Tema 938/STJ - Validade da cláusula contratual que transfere ao promitente-comprador a obrigação de pagar a comissão de corretagem nos contratos de promessa de compra e venda de unidade autônoma em regime de incorporação imobiliária, desde que previamente informado o preço total da aquisição da unidade autônoma, com o destaque do valor da comissão de corretagem.
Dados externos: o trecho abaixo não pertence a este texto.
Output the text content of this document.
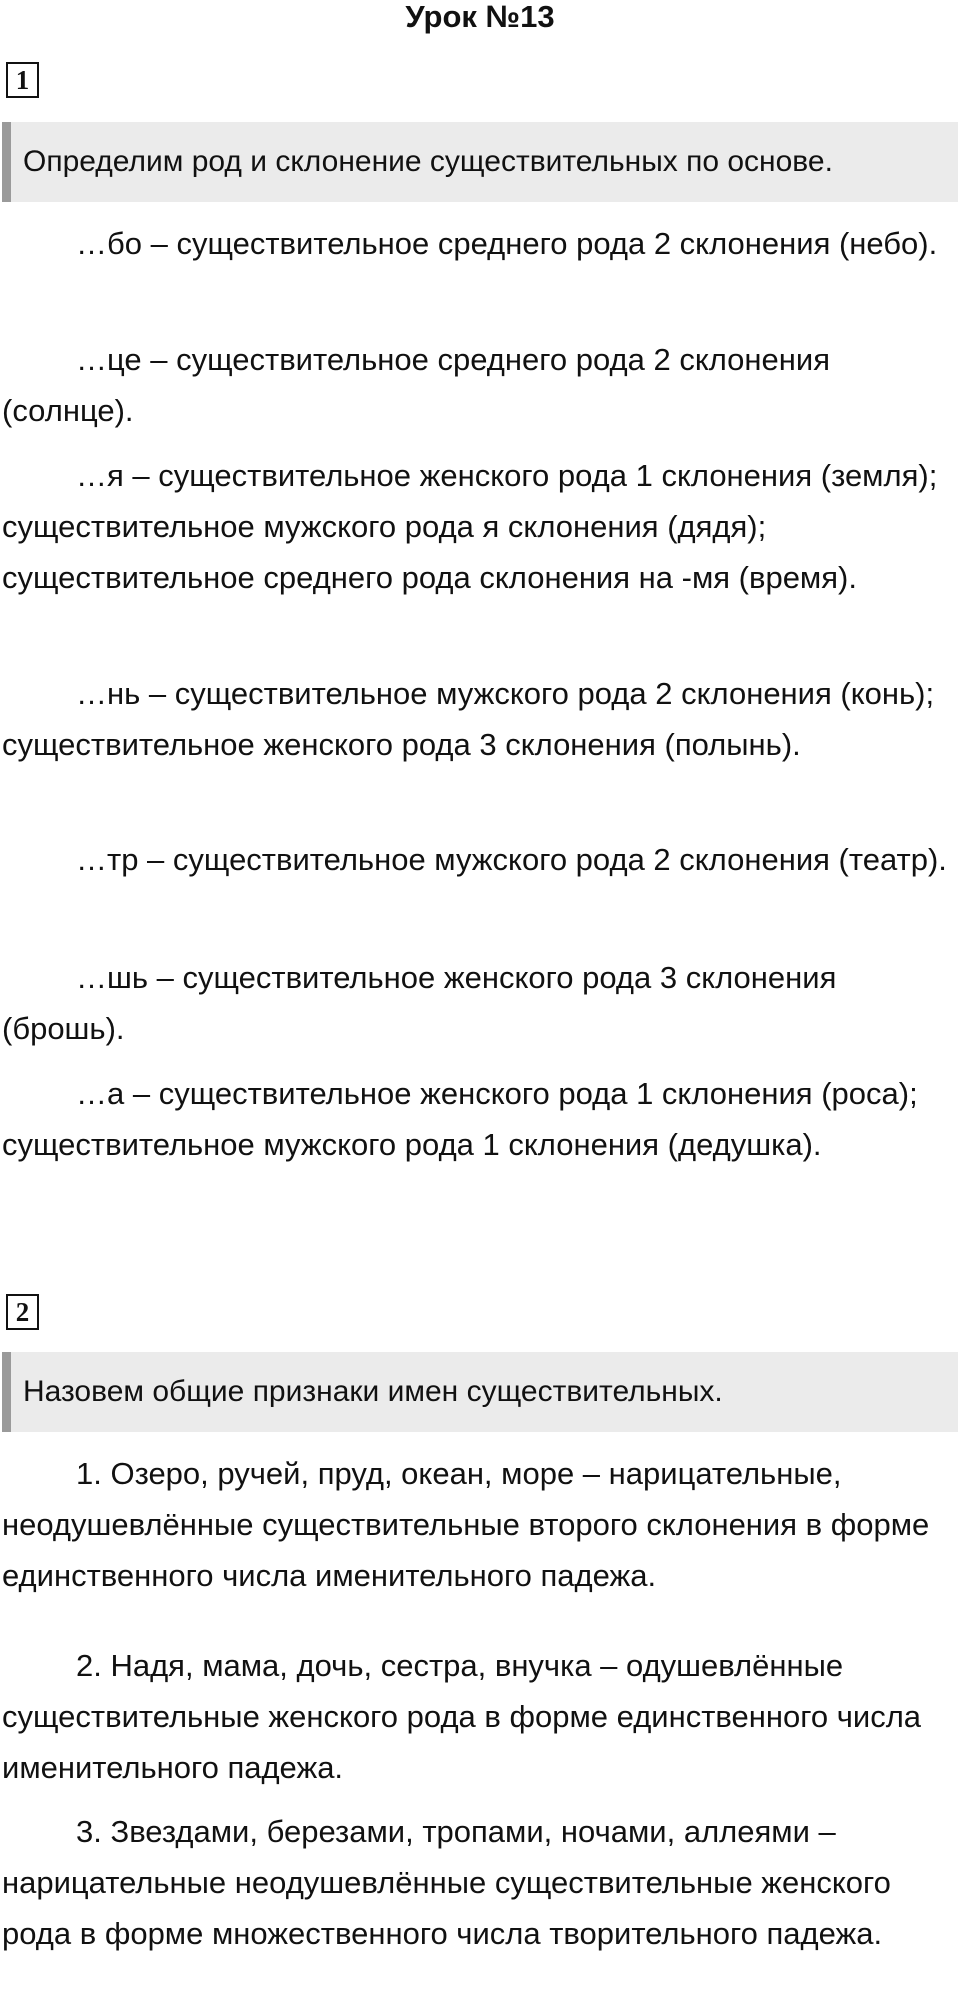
Урок №13
1
Определим род и склонение существительных по основе.

…бо – существительное среднего рода 2 склонения (небо).

…це – существительное среднего рода 2 склонения (солнце).

…я – существительное женского рода 1 склонения (земля); существительное мужского рода я склонения (дядя); существительное среднего рода склонения на -мя (время).

…нь – существительное мужского рода 2 склонения (конь); существительное женского рода 3 склонения (полынь).

…тр – существительное мужского рода 2 склонения (театр).

…шь – существительное женского рода 3 склонения (брошь).

…а – существительное женского рода 1 склонения (роса); существительное мужского рода 1 склонения (дедушка).

2
Назовем общие признаки имен существительных.

1. Озеро, ручей, пруд, океан, море – нарицательные, неодушевлённые существительные второго склонения в форме единственного числа именительного падежа.

2. Надя, мама, дочь, сестра, внучка – одушевлённые существительные женского рода в форме единственного числа именительного падежа.

3. Звездами, березами, тропами, ночами, аллеями – нарицательные неодушевлённые существительные женского рода в форме множественного числа творительного падежа.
Conforme se verifica na redação dessa tese, a controvérsia acerca da validade

dessa cláusula contratual depende da observância do dever de informação,

especificamente sobre o preço total a ser pago, bem como sobre o valor da comissão

de corretagem.

No caso dos autos, o Tribunal de origem entendeu que o dever de informação

não teria sido atendido porque os instrumentos negociais foram assinados na mesma

data.

Transcreve-se, a propósito, o seguinte trecho do acórdão recorrido:

Logo, não é o bastante que esta informação tenha sido prestada no instante da celebração do contrato para que se verifique a comunicação prévia e destacada ao consumidor quanto ao pagamento da comissão de corretagem. (fl. 341)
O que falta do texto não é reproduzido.